Hemochromatosis is defined as a systemic iron overload of genetic origin, caused by reduced concentrations of the iron-regulating hormone ferritin or reduced ferritin-iron transporter protein binding. The most common form of hemochromatosis is due to a pure mutation in HFE, which encodes the hereditary hemochromatosis protein. Non-HFE forms of hemochromatosis caused by mutations in HAMP, HJV or TFR2 are much rarer.
Category | Pathogenic Mechanism |
---|---|
Haemochromatosis Type 2B | This form of hemochromatosis is inherited in a recessive manner and is caused by pure or compound heterozygous mutations in the coding sequence of the HAMP gene. |
Haemochromatosis Type 2A | Pureton mutations in HJV cause type 2A hemochromatosis, and these mutations impair the upregulation of HAMP transcription in response to increased cellular iron stores by limiting the activity of the BMPR-HJV-SMAD pathway. |
Haemochromatosis Type 3 | Mutations in TFR2 can also lead to haemochromatosis, corresponding to haemochromatosis type 3. The phenotype is usually intermediate between HFE-associated, HJV-associated and HAMP-related haemochromatosis. |
Patients with hemochromatosis suffer from an inappropriate increase in intestinal iron absorption, resulting in excessive iron storage in substantial cells of the liver, heart and pancreas, leading to degenerative and diffuse fibrosis, metabolic and functional malfunction of tissues and organs.
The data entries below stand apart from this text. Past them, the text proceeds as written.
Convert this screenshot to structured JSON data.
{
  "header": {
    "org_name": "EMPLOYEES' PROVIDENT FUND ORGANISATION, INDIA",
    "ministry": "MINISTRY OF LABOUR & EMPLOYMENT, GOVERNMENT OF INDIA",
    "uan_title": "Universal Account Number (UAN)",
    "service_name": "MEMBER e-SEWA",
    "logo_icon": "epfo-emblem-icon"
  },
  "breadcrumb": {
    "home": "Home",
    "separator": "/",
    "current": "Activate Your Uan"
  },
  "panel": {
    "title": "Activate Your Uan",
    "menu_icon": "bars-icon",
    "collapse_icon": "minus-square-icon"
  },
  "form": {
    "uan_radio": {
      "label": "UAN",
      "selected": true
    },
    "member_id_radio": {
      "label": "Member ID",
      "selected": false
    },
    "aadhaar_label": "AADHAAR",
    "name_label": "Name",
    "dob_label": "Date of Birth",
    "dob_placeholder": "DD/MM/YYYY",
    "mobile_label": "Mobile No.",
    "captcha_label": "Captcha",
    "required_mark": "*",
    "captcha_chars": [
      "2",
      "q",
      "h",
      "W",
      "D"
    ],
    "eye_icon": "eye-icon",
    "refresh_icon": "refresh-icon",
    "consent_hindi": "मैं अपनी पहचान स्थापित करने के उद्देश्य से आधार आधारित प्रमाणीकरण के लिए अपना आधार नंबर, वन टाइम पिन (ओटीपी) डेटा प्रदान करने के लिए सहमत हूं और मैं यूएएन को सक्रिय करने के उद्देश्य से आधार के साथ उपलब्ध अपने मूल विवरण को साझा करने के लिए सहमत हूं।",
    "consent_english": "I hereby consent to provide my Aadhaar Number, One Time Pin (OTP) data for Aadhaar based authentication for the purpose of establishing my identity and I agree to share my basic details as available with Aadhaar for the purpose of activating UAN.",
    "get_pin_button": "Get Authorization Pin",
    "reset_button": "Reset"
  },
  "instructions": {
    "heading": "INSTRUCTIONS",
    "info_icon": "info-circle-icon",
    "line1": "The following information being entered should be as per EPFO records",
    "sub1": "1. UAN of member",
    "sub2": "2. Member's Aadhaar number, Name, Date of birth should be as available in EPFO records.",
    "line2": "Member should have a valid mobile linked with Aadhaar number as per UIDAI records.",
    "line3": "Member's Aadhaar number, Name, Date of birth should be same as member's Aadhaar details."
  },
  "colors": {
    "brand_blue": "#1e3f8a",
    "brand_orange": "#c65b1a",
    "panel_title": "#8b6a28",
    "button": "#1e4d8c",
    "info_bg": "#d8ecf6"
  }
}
The main clinical features are skin pigmentation, cirrhosis of the liver, and secondary diabetes mellitus.
Iron homeostasis in humans and its derangement in hemochromatosis[1].
There is no effective curative therapy, and commonly used treatments include removal of excess iron from the body and supportive therapy for damaged organs. Once identified, patients with this disease should be treated immediately to reduce the body iron load as soon as possible to bring the body iron level to normal or near-normal levels, which is the best way to prolong survival and reverse tissue damage.
Protheragen has been working on iron homeostasis related diseases for many years and has a complete protein assay platform and equipment to provide diverse solutions for hemochromatosis research according to the different needs of our clients. We will customize our technical solutions to meet the specific needs of our customers to solve all the problems found in their research on this disease.
We establish animal models of hemochromatosis by mutating HFE in mice, and regularly observe hemoglobin content, red blood cell count, hematocrit, and measure serum iron, serum ferritin, ferritin saturation, and total iron binding capacity to help our clients study the mechanisms involved in hemochromatosis.
Hemochromatosis is an autosomal recessive genetic disorder. We provide HFE mutations (C282Y, H63D) associated with hemochromatosis through our well-established sequencing platform, helping our clients to investigate the genetic and pathogenic mechanisms of the disease.
We offer a wide range of iron metabolism assays and testing services to help our clients investigate the relationship and potential mechanisms of iron metabolism and hemochromatosis, laying the foundation for subsequent drug development and treatment.
Protheragen has a professional team and advanced equipment, and the whole process is operated by experienced technicians to provide our customers with iron metabolism related diseases research services. If you have any needs, please contact us.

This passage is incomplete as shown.